Он обернулся и посмотрел на меня так, будто только сейчас заметил мое присутствие. Не то чтобы рассеянно или неприветливо — нет, он всего лишь удивленно смотрел на меня своими светло-серыми глазами, под которыми, я сразу заметил, залегли тени. Это были не круги или мешки от усталости, а словно бы кожа более темного оттенка, какой я до сих пор видел только у индийцев.
— Извините, — сказал незнакомец, — вы что-то спросили?
— Не хочу вам мешать, — ответил я, — я просто спросил, какое вино вы пьете.
— Белое, — ответил он.
Поскольку мне показалось, что он хочет надо мной подшутить, я ощетинился:
— Это я в общем-то заметил.
— Что вы сказали?
Я несколько смутился и спросил, может ли он порекомендовать мне вино, которое сейчас пьет. Он на минуту задумался, а потом сказал:
— Мы всегда пили его под настроение.
Как и мой визави, я заказал телячий шницель с рисом и полбутылки белого вина. Отвернувшись, он курил. Возможно, мы не очень поняли друг друга — дело в том, что о тишине в этом месте можно было только мечтать. На террасе стоял грохот и гул голосов — внизу, в Аньо, время от времени с ревом садился или взлетал самолет, и даже отдаленный рокот автомобилей в долине, усиленный и отраженный озером, здесь, наверху, слышался вполне отчетливо. Когда мне принесли вино, я воспользовался случаем и вновь попытался заговорить с незнакомцем — я человек общительный и нахожу противоестественным сидеть за столом вдвоем и молчать. Подняв бокал, я сказал:
— За ваше здоровье! Моя фамилия Кларин.
Он вздрогнул так, что пепел сигареты, который он забыл стряхнуть, упал на салфетку. Подняв бокал, он сказал:
— Очень рад.
Однако представиться в свою очередь, видимо, не пожелал. Я заметил, что на безымянном пальце у него надето два кольца — простые обручальные кольца, и решил, что он, вероятно, вдовец. Все же какая-то зацепка, подумал я, на случай, если он ничем иным не проявит себя, как бывает с людьми, которых спустя четверть часа, даже не вступая с ними в разговор, можно хотя бы отнести к категории «симпатичных» или «несимпатичных». Но и в этом смысле я никакого суждения не вынес. Знал я только одно: он меня интересует. Я невольно опять вспомнил о Валери, о ее сдержанности, которая поначалу пленила меня, а под конец стала неприятна. Вдруг мой визави спросил:
— Как вы его находите?
Тут уж я вздрогнул.
— Что? Вино? — спросил я.
— Нет, — сказал он. — Вид, ландшафт!
Я ответил, что нахожу его красивым, особенно сейчас, когда зашло солнце и панорама вся в темно-синих тонах, — вообще, этот ландшафт мне знаком с давних пор. Он удовлетворенно кивнул и произнес:
— Знаком с давних пор — сказано точно, а что касается синих тонов… Вы, часом, не художник?
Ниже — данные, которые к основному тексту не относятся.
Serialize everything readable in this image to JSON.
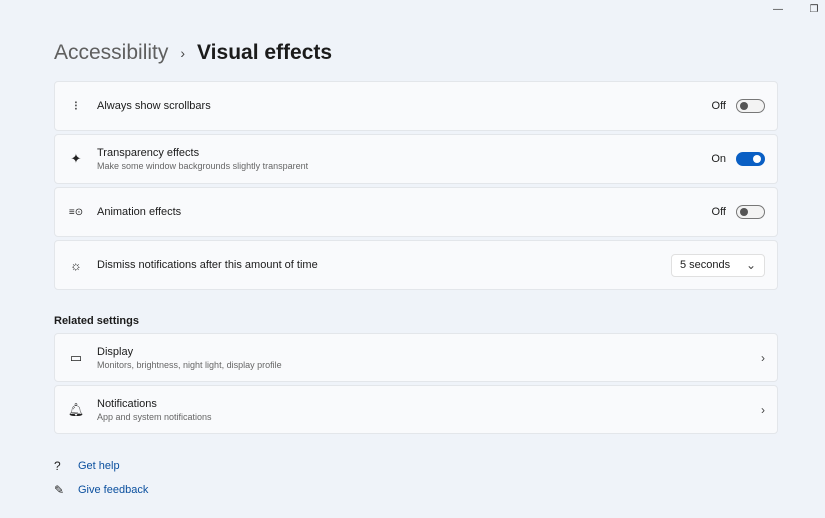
{
  "window": {
    "minimize": "—",
    "restore": "❐"
  },
  "breadcrumb": {
    "parent": "Accessibility",
    "separator": "›",
    "current": "Visual effects"
  },
  "settings": [
    {
      "icon": "scrollbar-icon",
      "glyph": "⁝",
      "title": "Always show scrollbars",
      "state": "Off",
      "on": false
    },
    {
      "icon": "transparency-icon",
      "glyph": "✦",
      "title": "Transparency effects",
      "subtitle": "Make some window backgrounds slightly transparent",
      "state": "On",
      "on": true
    },
    {
      "icon": "animation-icon",
      "glyph": "≡⊙",
      "title": "Animation effects",
      "state": "Off",
      "on": false
    },
    {
      "icon": "notification-timer-icon",
      "glyph": "☼",
      "title": "Dismiss notifications after this amount of time",
      "dropdown": "5 seconds"
    }
  ],
  "related": {
    "heading": "Related settings",
    "items": [
      {
        "icon": "display-icon",
        "glyph": "▭",
        "title": "Display",
        "subtitle": "Monitors, brightness, night light, display profile"
      },
      {
        "icon": "bell-icon",
        "glyph": "🔔︎",
        "title": "Notifications",
        "subtitle": "App and system notifications"
      }
    ]
  },
  "links": [
    {
      "icon": "help-icon",
      "glyph": "?",
      "label": "Get help"
    },
    {
      "icon": "feedback-icon",
      "glyph": "✎",
      "label": "Give feedback"
    }
  ],
  "colors": {
    "accent": "#0a5fc4",
    "background": "#eff3f9"
  }
}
— Нет, — ответил я, — юрист, адвокат, а вы?
— Вот оно что, — произнес он, слегка и, как мне показалось, почти презрительно растягивая слова. На мой вопрос он не ответил, возможно, просто не расслышал: нам как раз принесли еду.
Прежде чем взяться за нож и вилку, он склонил голову и на миг закрыл глаза. «Да он же священник, — подумал я, — черные брюки, черный пиджак, я мог бы и раньше догадаться». Ел он медленно, сосредоточенно, тем не менее я опять с ним заговорил. Сегодня, когда стоял в пробке на Сен-Готарде, сказал я, мне вдруг пришло в голову: я и забыл, что означает Троица, я хочу сказать, забыл, что отмечают на Троицу, — а ведь это нехорошо. Он перестал жевать, глотнул и сказал:
— Сообщения о пробках всегда доставляют мне особую радость. А на Троицу — вьется пламя.